Istnieją dwie filozofie doboru floty:
- Jeden typ / model lub jeden producent
- Podejście wielu producentów: dziel i podbijaj
Po pierwsze, jeden model floty jest możliwy tylko w przypadku linii lotniczych obsługujących sektory o porównywalnej długości. Nie można efektywnie wykonywać lotów międzykontynentalnych i regionalnych przy użyciu tego samego modelu samolotu.
Jak widać, latanie różnymi typami samolotów wiąże się oczywiście z kosztami. Jeden typ floty, jak na przykład Ryanair (B738), Southwest (B73 *) i Easyjet (rodzina A320), oznacza, że koszty utrzymania, szkolenia itp. Mogą być niskie. Dodanie do floty kilku samolotów innego typu oznaczałoby dodatkowe narzędzia w magazynie, zróżnicowane szkolenia i oddzielną grupę załogi lotniczej oraz wiele innych czynników kosztowych.
Wiedzą o tym również producenci samolotów. Jeśli więc potrzebujesz kolejnych 10–20 samolotów, Twój standardowy dostawca zażąda wysokiej ceny za rozszerzenie floty, wiedząc, że konkurencja nigdy nie jest w stanie przedstawić atrakcyjnej oferty, biorąc pod uwagę wszystkie dodatkowe koszty. Tylko jeśli wielkość partii jest wystarczająco duża, konkurent może być w stanie zrekompensować dodatkowe koszty rabatem jednostkowym.
W tym przypadku operator floty mieszanej ma przewagę. Ponieważ dodatkowe koszty ogólne kilku dodatkowych samolotów typu A lub B są minimalne, mają lepszą pozycję podczas negocjacji z producentami.

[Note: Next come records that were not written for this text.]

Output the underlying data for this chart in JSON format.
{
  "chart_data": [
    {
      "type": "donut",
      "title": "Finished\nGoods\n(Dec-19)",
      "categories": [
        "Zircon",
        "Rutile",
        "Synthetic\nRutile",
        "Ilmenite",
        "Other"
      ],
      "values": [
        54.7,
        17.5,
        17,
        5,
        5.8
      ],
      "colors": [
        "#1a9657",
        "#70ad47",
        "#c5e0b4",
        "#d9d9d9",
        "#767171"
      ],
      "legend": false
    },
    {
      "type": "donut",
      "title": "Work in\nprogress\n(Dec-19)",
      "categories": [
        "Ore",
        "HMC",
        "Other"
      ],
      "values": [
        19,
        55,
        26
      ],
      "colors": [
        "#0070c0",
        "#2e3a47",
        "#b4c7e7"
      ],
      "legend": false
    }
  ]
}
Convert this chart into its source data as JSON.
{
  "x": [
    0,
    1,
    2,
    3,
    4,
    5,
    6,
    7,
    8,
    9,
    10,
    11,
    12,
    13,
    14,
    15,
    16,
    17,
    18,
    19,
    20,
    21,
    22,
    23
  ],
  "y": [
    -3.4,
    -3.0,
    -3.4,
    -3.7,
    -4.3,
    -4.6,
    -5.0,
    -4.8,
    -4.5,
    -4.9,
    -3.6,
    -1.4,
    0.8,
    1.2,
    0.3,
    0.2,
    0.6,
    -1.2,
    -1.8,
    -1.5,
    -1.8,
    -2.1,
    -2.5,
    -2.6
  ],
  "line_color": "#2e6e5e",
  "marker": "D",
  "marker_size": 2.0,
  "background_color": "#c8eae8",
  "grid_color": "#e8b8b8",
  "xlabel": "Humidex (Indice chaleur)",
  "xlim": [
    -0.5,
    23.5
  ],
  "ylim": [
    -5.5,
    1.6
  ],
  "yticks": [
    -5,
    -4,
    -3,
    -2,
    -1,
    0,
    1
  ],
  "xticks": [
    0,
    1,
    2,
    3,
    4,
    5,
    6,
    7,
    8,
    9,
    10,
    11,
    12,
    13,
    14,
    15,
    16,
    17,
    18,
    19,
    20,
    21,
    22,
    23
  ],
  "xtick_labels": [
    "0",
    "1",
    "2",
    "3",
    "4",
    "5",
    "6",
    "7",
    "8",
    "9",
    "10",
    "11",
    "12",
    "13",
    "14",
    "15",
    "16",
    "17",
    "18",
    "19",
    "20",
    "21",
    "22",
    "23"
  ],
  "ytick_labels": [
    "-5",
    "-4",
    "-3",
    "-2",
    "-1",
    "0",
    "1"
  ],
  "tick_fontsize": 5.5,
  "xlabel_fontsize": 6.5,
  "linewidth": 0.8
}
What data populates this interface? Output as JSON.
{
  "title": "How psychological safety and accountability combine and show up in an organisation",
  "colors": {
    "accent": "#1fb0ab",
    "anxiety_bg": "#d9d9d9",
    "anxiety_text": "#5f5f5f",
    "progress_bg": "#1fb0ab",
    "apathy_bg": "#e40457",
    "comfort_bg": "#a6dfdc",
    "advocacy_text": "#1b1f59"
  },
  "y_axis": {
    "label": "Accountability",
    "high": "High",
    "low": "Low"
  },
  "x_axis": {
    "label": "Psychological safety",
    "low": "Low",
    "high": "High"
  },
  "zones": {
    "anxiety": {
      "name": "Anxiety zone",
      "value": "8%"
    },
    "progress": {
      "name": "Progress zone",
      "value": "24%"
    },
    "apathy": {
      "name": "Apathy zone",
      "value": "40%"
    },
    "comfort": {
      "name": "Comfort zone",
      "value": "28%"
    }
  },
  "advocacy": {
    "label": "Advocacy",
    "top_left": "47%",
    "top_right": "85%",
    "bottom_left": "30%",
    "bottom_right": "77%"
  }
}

Linie lotnicze jednego producenta zwykle zamawiają samoloty w dużych ilościach, w przeciwnym razie nie dostałyby właściwej oferty; linie lotnicze obsługujące wiele typów mogą zamawiać samoloty w mniejszych ilościach.
Jest jeszcze polityka. Czasami krajowe linie lotnicze są poddawane presji politycznej, aby kupować od określonego producenta. Dotyczy to zwłaszcza linii lotniczych działających na rynku międzynarodowym / międzykontynentalnym. Dodatkowy koszt poniesiony na flotę zostanie (częściowo) zrekompensowany transakcjami w innym polu.